Eliciting and using the cursed words with your client can be more than therapeutic. It can also be a form of restoring justice for those who are labeled by society as being “young, angry, and Black.” Or victims of the “Angry Black woman” trope. While this is just a small piece of awareness for practicing therapy multiculturally, it can be important.

 I had a devastatingly short relationship with a young Black male (around my age at the time—early 30’s) who was going through difficult treatment for an aggressive blood cancer. He wanted to talk to me because he felt like he was having problems controlling his anger. We both riffed a lot about comics as this was an interest we shared. He saw himself as the Hulk because he wasn’t under any control of himself. While it was almost too “My secret is I am always angry” vibes, we had a big shift in our relationship when I asked him about what it was like feeling angry and Black as he interfaced with healthcare. Together we induced the Hulk (through a lot of swearing in our sessions) without judgement and with purpose. He had every fucking right to be as angry as he was. The beautiful part about it was we were able to get a much better depth for who he was as a person after we realized he didn’t have to struggle with “Hulking out.” We could embrace, hold, and release that anger through descriptive emotional words and a large quantity of “fucks.” 

The Don’ts

If you don’t swear normally, don’t push it in session.

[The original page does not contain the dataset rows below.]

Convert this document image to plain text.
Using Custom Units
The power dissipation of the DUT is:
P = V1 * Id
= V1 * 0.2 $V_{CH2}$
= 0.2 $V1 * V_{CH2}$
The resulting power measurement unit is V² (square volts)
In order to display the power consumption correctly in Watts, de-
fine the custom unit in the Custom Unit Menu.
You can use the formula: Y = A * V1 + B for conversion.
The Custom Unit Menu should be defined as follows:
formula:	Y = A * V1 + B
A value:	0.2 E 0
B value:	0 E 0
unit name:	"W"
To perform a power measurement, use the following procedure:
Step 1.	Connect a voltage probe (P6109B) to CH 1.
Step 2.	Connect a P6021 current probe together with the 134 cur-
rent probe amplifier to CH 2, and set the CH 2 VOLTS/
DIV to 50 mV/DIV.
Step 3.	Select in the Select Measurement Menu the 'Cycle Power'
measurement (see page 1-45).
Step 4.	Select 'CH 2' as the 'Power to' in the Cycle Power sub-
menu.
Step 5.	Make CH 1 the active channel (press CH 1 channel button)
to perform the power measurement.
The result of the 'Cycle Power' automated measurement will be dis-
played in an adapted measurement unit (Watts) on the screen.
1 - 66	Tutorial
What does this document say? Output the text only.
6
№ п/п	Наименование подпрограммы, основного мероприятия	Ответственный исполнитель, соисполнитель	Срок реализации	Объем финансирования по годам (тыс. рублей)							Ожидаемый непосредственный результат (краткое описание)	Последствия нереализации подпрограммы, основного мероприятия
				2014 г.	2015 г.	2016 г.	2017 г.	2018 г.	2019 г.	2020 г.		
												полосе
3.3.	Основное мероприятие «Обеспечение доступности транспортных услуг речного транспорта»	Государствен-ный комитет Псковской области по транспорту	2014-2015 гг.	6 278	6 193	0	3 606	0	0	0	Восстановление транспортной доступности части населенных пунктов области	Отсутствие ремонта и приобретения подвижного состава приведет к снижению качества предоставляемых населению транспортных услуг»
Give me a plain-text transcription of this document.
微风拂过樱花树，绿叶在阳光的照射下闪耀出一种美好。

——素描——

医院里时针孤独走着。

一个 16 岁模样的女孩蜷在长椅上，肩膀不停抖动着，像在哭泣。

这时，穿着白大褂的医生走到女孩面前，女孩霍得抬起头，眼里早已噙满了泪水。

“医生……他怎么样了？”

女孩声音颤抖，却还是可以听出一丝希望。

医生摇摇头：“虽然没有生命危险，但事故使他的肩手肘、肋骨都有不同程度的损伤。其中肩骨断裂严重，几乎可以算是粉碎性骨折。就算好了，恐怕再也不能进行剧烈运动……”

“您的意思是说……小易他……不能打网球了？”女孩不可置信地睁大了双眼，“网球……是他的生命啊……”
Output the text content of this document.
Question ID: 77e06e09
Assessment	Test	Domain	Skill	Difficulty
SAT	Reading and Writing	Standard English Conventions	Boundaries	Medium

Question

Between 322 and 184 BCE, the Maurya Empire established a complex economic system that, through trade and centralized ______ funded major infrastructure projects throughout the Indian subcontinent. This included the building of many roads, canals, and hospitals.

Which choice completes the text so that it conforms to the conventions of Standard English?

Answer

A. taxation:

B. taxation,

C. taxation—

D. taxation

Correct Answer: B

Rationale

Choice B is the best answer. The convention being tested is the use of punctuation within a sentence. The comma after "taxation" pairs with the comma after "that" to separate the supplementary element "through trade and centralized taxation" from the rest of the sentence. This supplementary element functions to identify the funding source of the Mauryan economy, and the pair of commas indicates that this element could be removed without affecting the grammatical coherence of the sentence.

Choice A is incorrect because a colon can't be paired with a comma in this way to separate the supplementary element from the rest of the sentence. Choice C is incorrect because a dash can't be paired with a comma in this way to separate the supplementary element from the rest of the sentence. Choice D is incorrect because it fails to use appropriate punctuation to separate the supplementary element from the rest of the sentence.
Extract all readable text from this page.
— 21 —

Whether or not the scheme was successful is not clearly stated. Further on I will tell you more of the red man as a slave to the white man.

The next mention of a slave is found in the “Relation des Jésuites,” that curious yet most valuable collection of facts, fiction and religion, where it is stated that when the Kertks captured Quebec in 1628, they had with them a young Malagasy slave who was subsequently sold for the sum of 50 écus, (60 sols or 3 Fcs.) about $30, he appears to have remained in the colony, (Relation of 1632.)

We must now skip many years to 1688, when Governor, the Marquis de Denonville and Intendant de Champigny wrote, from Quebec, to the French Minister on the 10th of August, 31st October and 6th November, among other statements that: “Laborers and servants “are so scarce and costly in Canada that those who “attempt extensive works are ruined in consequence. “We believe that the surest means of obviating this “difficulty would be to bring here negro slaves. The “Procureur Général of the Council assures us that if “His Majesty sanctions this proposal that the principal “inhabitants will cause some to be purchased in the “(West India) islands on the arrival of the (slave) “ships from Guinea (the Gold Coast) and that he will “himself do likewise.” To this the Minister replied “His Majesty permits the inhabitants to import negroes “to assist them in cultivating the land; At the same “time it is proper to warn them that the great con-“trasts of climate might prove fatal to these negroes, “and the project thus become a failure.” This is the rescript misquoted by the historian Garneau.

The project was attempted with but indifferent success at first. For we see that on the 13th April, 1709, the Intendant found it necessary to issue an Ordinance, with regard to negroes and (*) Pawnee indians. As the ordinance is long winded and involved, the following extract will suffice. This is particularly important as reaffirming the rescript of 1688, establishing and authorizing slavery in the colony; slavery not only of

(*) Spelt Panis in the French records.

Your clients will be able to see right through you. An example of me pushing myself outside of authenticity was when I first started providing therapy as an intern. I was working with teenagers in a residential school setting and I found myself casually swearing throughout sessions. I noticed that I would sometimes say “fuck,” or “shit,” to try and loosen things up and break the ice during my sessions. These kids were wise to me and one actually told me “You talk like you don’t even know how to swear good.” That really fucking hurt my feelings and my ego.

Swearing should be used to emphasize and allow better expression.

If used exclusively, as the full range of expression, it may actually hinder naming of important emotions. For example, something can “really fucking suck,” but that doesn’t mean that identifying whatever that “fucking suck” is isn’t important. It is still important to dig into if grief, sadness, hopelessness, helplessness, and fear are a part of that “fucking suck.” The cursing can be a catharsis, or release valve, but doesn’t necessarily help to create space for tough emotions or traumas.

Don’t swear gratuitously.

Not because it would make you a bad person, or make you sound like less of an expert, but because, like with any word, gratuitous use tends to lessen the meaningful impact said word has. I love using “notice” in sessions, but I notice (get it?) that if used too much the mindful intent of that word gets lost and feels more casual. Just as if I used “fuck” too much in sessions it would loose all fucking emphasis and just be another fucking way for me to take a fucking breath, rather than exclaim on how fucked up someone’s fucking situation is.

Don’t dive right in.

With some exceptions, don’t go for F-bombs right out of the gate. A thorough psychosocial assessment and initial rapport building with your client can be helpful in navigating how therapeutic swearing will be. Who knows, they may even give you a dose of their own swear-laced narrative within that first meeting.

I hope that this examination of cursing in session is of benefit to new and seasoned therapists, alike. I also hope that it is eye opening for clients who may be worried about how they censor themselves when first meeting with therapists.